1) La collecte des informations
- description spontanée du rêve par son auteur, sans interruption de la part de l’analyste ;
- demande de certaines précisions quant à des éléments du rêve par l’analyste ;
- recherche des associations libres parmi “ les restes diurnes “, les événements de vie, les vécus corporels et relationnels ;
- renseignement sur les conceptions personnelles à propos des images, symboles et archétypes du rêve ;
- interrogation quant à une éventuelle auto-interprétation déjà tentée par l’analysant.
Cette première étape est classique, encore faut-il la respecter de façon minutieuse et modeste : l’essentiel est déjà là, du côté du rêveur.
2) Les différents niveaux d’analyse
L’analyste a lui aussi déjà succombé à des compréhensions spontanées sinon à des interprétations systématisées et le danger le guette de les partager sans retenue. Deux étapes préalables l’attendent encore :
- l’indication de la référence à une théorie spécifique, freudienne, jungienne etc. ;
- l’analyse de la dimension somatologique.

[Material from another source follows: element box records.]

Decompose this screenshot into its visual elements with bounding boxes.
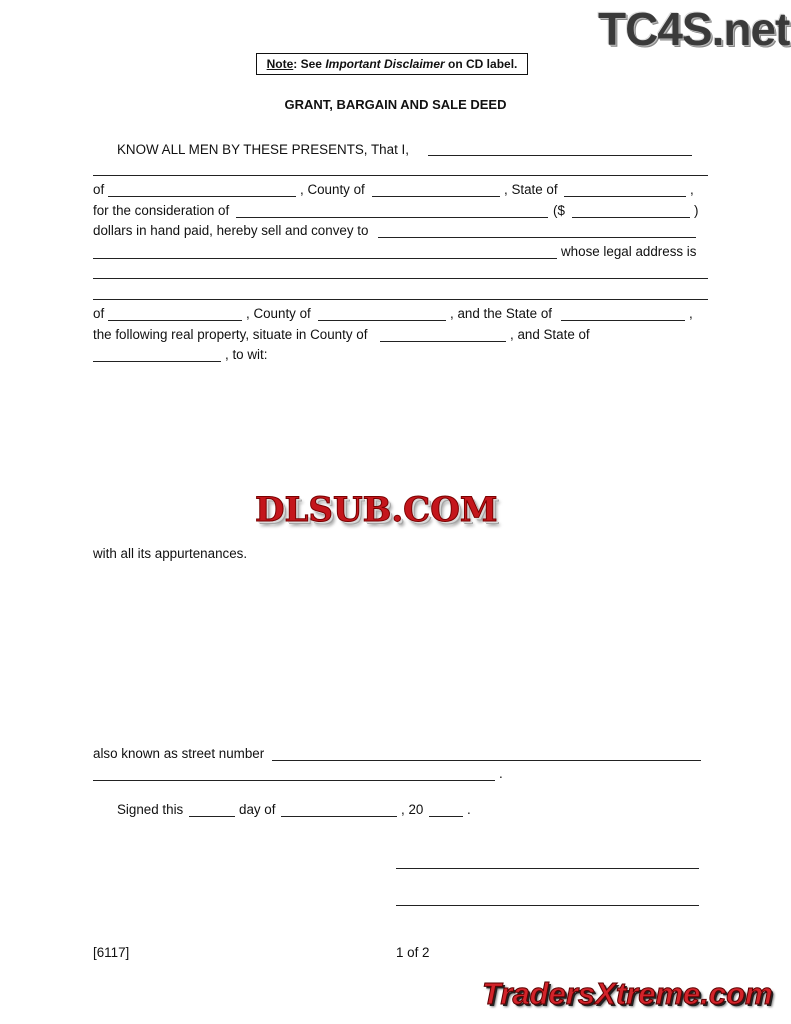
- county-of-label-2: , County of: [246, 306, 311, 321]
- comma-1: ,: [690, 182, 694, 197]
- comma-2: ,: [689, 306, 693, 321]
- note-see: : See: [293, 57, 326, 71]
- document-title: GRANT, BARGAIN AND SALE DEED: [284, 97, 507, 112]
- grantee-county-line[interactable]: [318, 320, 446, 321]
- signed-month-line[interactable]: [281, 816, 397, 817]
- following-property-label: the following real property, situate in County of: [93, 327, 368, 342]
- day-of-label: day of: [239, 802, 276, 817]
- county-of-label: , County of: [300, 182, 365, 197]
- dollar-close: ): [694, 203, 699, 218]
- form-number: [6117]: [93, 945, 130, 960]
- consideration-amount-line[interactable]: [572, 217, 690, 218]
- signature-line-2[interactable]: [396, 905, 699, 906]
- page-number: 1 of 2: [396, 945, 430, 960]
- street-number-line[interactable]: [272, 760, 701, 761]
- property-state-line[interactable]: [93, 361, 221, 362]
- grantor-county-line[interactable]: [372, 196, 500, 197]
- disclaimer-note: [256, 53, 528, 75]
- grantor-city-line[interactable]: [108, 196, 296, 197]
- signed-this-label: Signed this: [117, 802, 184, 817]
- twenty-label: , 20: [401, 802, 424, 817]
- dlsub-watermark: DLSUB.COM: [255, 490, 498, 530]
- grantee-name-line-2[interactable]: [93, 258, 557, 259]
- grantee-city-line[interactable]: [108, 320, 242, 321]
- note-disclaimer: Important Disclaimer: [325, 57, 445, 71]
- grantee-address-line-2[interactable]: [93, 299, 708, 300]
- grantee-name-line[interactable]: [378, 237, 696, 238]
- of-label-2: of: [93, 306, 105, 321]
- state-of-label: , State of: [504, 182, 558, 197]
- note-suffix: on CD label.: [444, 57, 518, 71]
- signed-day-line[interactable]: [189, 816, 235, 817]
- consideration-label: for the consideration of: [93, 203, 230, 218]
- grantor-state-line[interactable]: [564, 196, 686, 197]
- signed-year-line[interactable]: [429, 816, 463, 817]
- grantee-state-line[interactable]: [561, 320, 685, 321]
- grantor-name-line-2[interactable]: [93, 175, 708, 176]
- period-2: .: [467, 802, 471, 817]
- appurtenances-text: with all its appurtenances.: [93, 546, 248, 561]
- dollars-paid-label: dollars in hand paid, hereby sell and convey to: [93, 223, 369, 238]
- grantor-name-line[interactable]: [428, 155, 692, 156]
- of-label: of: [93, 182, 105, 197]
- grantee-address-line-1[interactable]: [93, 278, 708, 279]
- dollar-open: ($: [553, 203, 565, 218]
- note-label: Note: [266, 57, 294, 71]
- and-state-of-label-2: , and State of: [510, 327, 590, 342]
- tc4s-watermark: TC4S.net: [598, 3, 790, 55]
- and-state-of-label: , and the State of: [450, 306, 552, 321]
- consideration-words-line[interactable]: [236, 217, 548, 218]
- street-number-label: also known as street number: [93, 746, 265, 761]
- property-county-line[interactable]: [380, 341, 506, 342]
- period-1: .: [499, 766, 503, 781]
- know-all-text: KNOW ALL MEN BY THESE PRESENTS, That I,: [117, 142, 409, 157]
- tradersxtreme-watermark: TradersXtreme.com: [482, 976, 773, 1011]
- signature-line-1[interactable]: [396, 868, 699, 869]
- whose-address-label: whose legal address is: [561, 244, 697, 259]
- street-number-line-2[interactable]: [93, 780, 495, 781]
- to-wit-label: , to wit:: [225, 347, 268, 362]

Vue l’évolution récente de la conception du rêve, due aux neurosciences, il importe de signaler la référence que l’on fait à une théorie donnée : si l’on voit pénis, vulve et sexe dans les protubérances, grottes et pénétrations de toutes sortes, il faut évoquer une proposition freudienne ; si l’on propose d’entrer dans la peau de chacun des trois personnages du rêve, y compris de se faire carrosserie de la BMW toute bosselée et du levier de vitesse que l’on arrache à son socle, on annonce Fritz Perls. Le patient se sent ainsi plus libre et respecté ; l’analyste ne grille pas toutes ses cartouches et préserve la possibilité d’idées autres, et même apparemment contradictoires. La compréhension du rêve peut se faire à différents niveaux simultanément et, surtout, il reste encore la possibilité de la dimension somatologique. En effet durant le rêve, les processus mentaux sont perturbés jusqu’à l’incompréhension définitive – il faut savoir l’accepter et ne pas vouloir signifier envers et contre tout. Par contre, les références corporelles restent simples et massives ; elles gagnent même en évidence puisque la superstructure mentale est en retrait. Nous sommes dans la situation de l’ethnologue – mutatis mutandis – qui approche les structures organisationnelles des petites populations traditionnelles beaucoup plus directement que le sociologue le fait avec celles des grandes sociétés bien compliquées.
En fait, la dimension somatologique devrait être première puisqu’elle est fondamentale et relativement univoque. Aussi pouvons-nous décliner les étapes de cette deuxième partie du protocole :
- analyse somatologique,
- analyse freudienne,
- analyse jungienne,
- autre référence théorique,
- référence à une éventuelle théorisation propre à l’analyste.